Apatinib is a novel antiangiogenic agent that targets vascular endothelial growth factor 2. The aim of our study was to explore the efficacy and safety of apatinib in the treatment of patients with recurrence or metastasis (R/M) inoperable head and neck squamous cell carcinoma (HNSCC). This multi-center retrospective study analyzed 53 cases of recurrent or metastatic inoperable HNSCC who had progressed or recurred after undergoing standard radiotherapy, chemotherapy, and immunotherapy treated with apatinib from March 2017 to August 2021. Patients continued apatinib until the time of disease progression or onset of intolerable adverse events.
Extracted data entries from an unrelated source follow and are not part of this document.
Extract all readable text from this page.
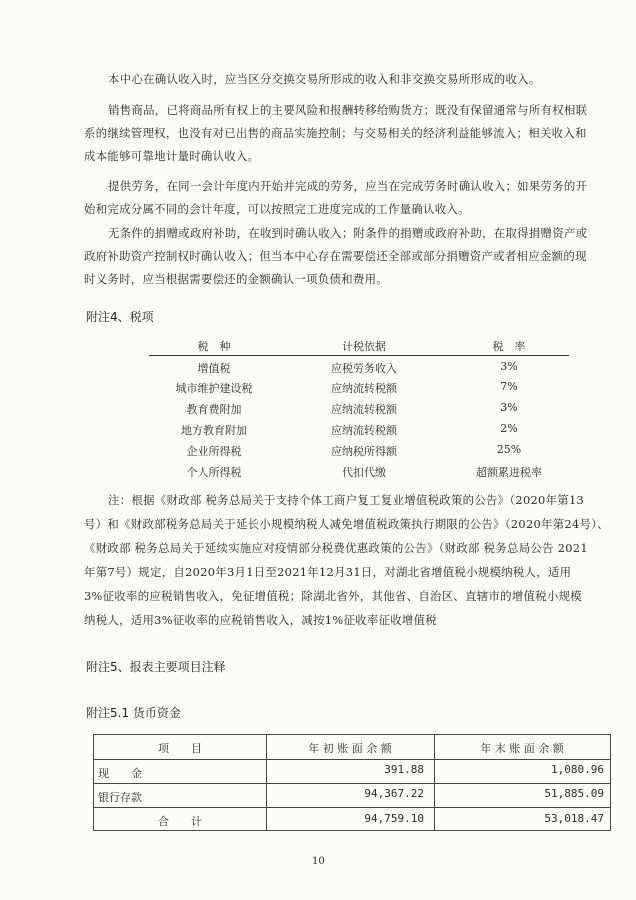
本中心在确认收入时，应当区分交换交易所形成的收入和非交换交易所形成的收入。
销售商品，已将商品所有权上的主要风险和报酬转移给购货方；既没有保留通常与所有权相联
系的继续管理权，也没有对已出售的商品实施控制；与交易相关的经济利益能够流入；相关收入和
成本能够可靠地计量时确认收入。
提供劳务，在同一会计年度内开始并完成的劳务，应当在完成劳务时确认收入；如果劳务的开
始和完成分属不同的会计年度，可以按照完工进度完成的工作量确认收入。
无条件的捐赠或政府补助，在收到时确认收入；附条件的捐赠或政府补助，在取得捐赠资产或
政府补助资产控制权时确认收入；但当本中心存在需要偿还全部或部分捐赠资产或者相应金额的现
时义务时，应当根据需要偿还的金额确认一项负债和费用。
附注4、税项
税　种	计税依据	税　率
增值税	应税劳务收入	3%
城市维护建设税	应纳流转税额	7%
教育费附加	应纳流转税额	3%
地方教育附加	应纳流转税额	2%
企业所得税	应纳税所得额	25%
个人所得税	代扣代缴	超额累进税率
注：根据《财政部 税务总局关于支持个体工商户复工复业增值税政策的公告》（2020年第13
号）和《财政部税务总局关于延长小规模纳税人减免增值税政策执行期限的公告》（2020年第24号）、
《财政部 税务总局关于延续实施应对疫情部分税费优惠政策的公告》（财政部 税务总局公告 2021
年第7号）规定，自2020年3月1日至2021年12月31日，对湖北省增值税小规模纳税人，适用
3%征收率的应税销售收入，免征增值税；除湖北省外，其他省、自治区、直辖市的增值税小规模
纳税人，适用3%征收率的应税销售收入，减按1%征收率征收增值税
附注5、报表主要项目注释
附注5.1 货币资金
项　　目	年 初 账 面 余 额	年 末 账 面 余 额
现　　金	391.88	1,080.96
银行存款	94,367.22	51,885.09
合　　计	94,759.10	53,018.47
10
The primary endpoint was progression-free survival (PFS), and the secondary endpoints were overall survival (OS), objective response rate (ORR), and disease control rate (DCR) and incidence of adverse events. Univariable and multivariable analyses were performed to determine prognostic factors. The main adverse events were counted, and the severity of the adverse reactions was evaluated. Fifty-three patients with recurrent or metastatic inoperable R/M HNSCC who had progressed or recurred after standard radiotherapy, chemotherapy, and immunotherapy were included. The ORR was 15.1%, and the DCR was 86.8%. The median PFS was 4.4 months (95% confidence interval [CI] 3.7–5.0 months) and the median OS was 6.6 months (95% CI 5.3–7.9 months). The number of apatinib lines was an influencing factor for both PFS and OS, and the Eastern Cooperative Oncology Group (ECOG) score, tumor differentiation, and apatinib duration were only the influencing factors for OS. Of these, only the ECOG score was an independent predictor of OS. The most common adverse reactions were hypertension (39.6%), hand-foot syndrome (32.1%), fatigue (32.1%), oral ulcers (28.3%), and nausea and vomiting (20.8%). Most adverse reactions were grade 1 or 2. Apatinib mesylate has good efficacy for recurrent/metastatic inoperable HNSCC as second-line and above-line treatment. ECOG score was an independent prognostic factors of OS in patients who were treated with apatinib. In addition, the adverse effects of apatinib mesylate were relatively mild.